Last year, a group of US security researchers were targeted by North Korean backed black hat adversaries. Many reported the activity to the appropriate governmental channels, scrubbed their systems of the malware payloads and moved on. However, one targeted researcher known as Px4, disappointed by what they considered an insufficient response from the US government, took action into their own hands. What can we learn from this story?

Even the most technically competent user can be compromised. 

According to Verizon’s 2021 Data Breach Report, 88% of breaches in 2021 involved a human element. The North Korean sponsored attack took aim at what is an important facet of the success of the cybersecurity community: collaboration. The sharing of open source tools and high impact techniques allows the community at large to improve their efficacy together. Rising tides raise all ships and whatnot. By chipping away at the mutual trust within the community, the black hat actors have diminished the collective power that it holds. Corporations should look to this when providing either the carrot or the stick in security awareness simulations or an actual breach. If a professional security researcher can be duped by a social engineering attack, Watkins in Marketing doesn’t stand a chance against an adversary in the wild. 

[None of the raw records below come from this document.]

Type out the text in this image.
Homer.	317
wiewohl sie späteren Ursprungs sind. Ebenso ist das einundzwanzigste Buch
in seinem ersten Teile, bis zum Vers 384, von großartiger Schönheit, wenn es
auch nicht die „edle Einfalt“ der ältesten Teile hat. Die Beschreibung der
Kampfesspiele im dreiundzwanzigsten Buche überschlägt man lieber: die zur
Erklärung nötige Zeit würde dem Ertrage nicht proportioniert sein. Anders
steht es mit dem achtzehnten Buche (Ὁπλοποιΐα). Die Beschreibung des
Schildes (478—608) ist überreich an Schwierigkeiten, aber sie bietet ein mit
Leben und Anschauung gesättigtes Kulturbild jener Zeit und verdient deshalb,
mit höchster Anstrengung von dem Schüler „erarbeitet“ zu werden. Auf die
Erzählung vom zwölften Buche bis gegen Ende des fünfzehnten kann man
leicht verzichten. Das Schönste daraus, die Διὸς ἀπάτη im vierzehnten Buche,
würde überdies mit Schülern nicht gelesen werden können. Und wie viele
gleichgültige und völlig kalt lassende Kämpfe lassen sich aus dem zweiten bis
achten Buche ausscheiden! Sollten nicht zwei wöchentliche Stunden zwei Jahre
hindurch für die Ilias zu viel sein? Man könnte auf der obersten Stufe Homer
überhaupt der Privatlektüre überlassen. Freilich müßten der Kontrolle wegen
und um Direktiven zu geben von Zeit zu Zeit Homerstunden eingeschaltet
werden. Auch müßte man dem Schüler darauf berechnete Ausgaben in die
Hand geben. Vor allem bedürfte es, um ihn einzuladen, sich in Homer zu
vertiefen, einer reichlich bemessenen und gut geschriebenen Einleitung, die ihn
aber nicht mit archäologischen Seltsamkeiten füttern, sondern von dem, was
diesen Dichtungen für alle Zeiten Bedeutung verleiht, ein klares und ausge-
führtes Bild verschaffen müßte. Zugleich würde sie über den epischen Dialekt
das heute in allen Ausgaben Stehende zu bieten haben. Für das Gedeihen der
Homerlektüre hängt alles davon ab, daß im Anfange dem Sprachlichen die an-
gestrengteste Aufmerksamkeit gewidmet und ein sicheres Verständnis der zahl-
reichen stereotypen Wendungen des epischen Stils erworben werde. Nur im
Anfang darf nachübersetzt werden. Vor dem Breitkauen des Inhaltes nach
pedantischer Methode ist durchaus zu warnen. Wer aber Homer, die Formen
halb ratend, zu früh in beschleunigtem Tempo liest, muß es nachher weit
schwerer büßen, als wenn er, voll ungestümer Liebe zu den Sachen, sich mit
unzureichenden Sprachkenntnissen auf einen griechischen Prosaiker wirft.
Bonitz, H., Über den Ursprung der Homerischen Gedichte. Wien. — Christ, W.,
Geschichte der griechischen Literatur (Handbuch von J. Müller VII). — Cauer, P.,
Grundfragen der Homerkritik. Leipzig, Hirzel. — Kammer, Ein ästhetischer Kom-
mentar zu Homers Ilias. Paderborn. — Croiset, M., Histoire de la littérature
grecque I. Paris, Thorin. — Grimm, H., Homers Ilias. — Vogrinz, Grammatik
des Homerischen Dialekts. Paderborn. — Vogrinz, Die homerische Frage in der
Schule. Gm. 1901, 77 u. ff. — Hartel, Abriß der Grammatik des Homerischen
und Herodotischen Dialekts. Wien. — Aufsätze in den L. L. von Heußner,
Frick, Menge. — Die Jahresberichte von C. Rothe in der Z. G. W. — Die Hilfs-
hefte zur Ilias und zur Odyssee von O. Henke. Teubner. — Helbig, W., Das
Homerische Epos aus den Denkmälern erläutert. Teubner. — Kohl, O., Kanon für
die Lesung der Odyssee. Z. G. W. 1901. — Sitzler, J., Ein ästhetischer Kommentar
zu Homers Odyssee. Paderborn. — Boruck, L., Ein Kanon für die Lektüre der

Not all Federal response is equal

The American Cybersecurity and Infrastructure Security Agency (CISA) offers varying levels of assistance and protection to US groups. According to US security researcher Dave Aitel “The United States is good at protecting the government, OK at protecting corporations, but does not protect individuals.” Should the United States be offering more assistance to individual citizens targeted by state sponsored actors? Many of these security researchers had access to vulnerabilities, corporate networks and code repos for widely used tools that provide the necessary ingredients to another devastating software supply chain attack. If CISA and other governmental organizations aren’t devoting the same resources to protecting individuals that they are to protect themselves and large corporations, who is to blame if this becomes a step in the next Solar Winds type attack?

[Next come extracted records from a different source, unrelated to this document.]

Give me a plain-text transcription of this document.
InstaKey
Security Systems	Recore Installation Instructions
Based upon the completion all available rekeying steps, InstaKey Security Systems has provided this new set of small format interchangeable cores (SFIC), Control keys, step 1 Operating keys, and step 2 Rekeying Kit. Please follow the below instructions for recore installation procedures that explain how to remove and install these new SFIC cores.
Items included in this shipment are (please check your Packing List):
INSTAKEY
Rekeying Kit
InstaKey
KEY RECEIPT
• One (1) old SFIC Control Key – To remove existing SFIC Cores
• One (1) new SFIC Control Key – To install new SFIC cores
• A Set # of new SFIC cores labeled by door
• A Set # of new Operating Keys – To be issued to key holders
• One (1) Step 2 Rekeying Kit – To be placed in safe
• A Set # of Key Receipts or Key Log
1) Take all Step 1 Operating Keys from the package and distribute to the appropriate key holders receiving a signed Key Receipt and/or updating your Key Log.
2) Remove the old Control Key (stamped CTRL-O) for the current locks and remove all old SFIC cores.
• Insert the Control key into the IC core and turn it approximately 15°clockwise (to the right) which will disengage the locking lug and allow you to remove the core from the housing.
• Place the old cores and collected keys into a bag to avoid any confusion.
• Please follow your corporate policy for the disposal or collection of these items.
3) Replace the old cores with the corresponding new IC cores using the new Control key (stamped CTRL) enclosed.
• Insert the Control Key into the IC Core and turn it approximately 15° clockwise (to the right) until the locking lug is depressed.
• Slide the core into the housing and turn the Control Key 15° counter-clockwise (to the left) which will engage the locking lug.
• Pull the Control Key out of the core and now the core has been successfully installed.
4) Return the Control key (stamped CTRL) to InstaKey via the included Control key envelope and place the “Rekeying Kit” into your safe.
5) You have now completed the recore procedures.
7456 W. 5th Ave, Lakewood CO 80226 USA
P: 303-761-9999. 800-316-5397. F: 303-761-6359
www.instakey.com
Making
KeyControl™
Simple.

Hell hath no fury like a person of the Internet scorned

Upon realizing that taking matters into their own hands was the right course of action for them, did PX4 halt critical infrastructure or exfiltrate sensitive data? Nope, they engaged in a campaign of mostly minor annoyance via heavily automated DoS and DDoS attacks whose effort PX4 compares to a small to medium sized penetration test. All jokes aside, PX4 has gathered important intelligence on North Korean vulnerabilities and has been working to mobilize other Western security researchers into taking stronger actions against North Korea via the FUNK project whose aim is to ‘keep North Korea honest. You can make a difference as one person. The goal is to perform proportional attacks and information-gathering in order to keep NK from hacking the western world completely unchecked.’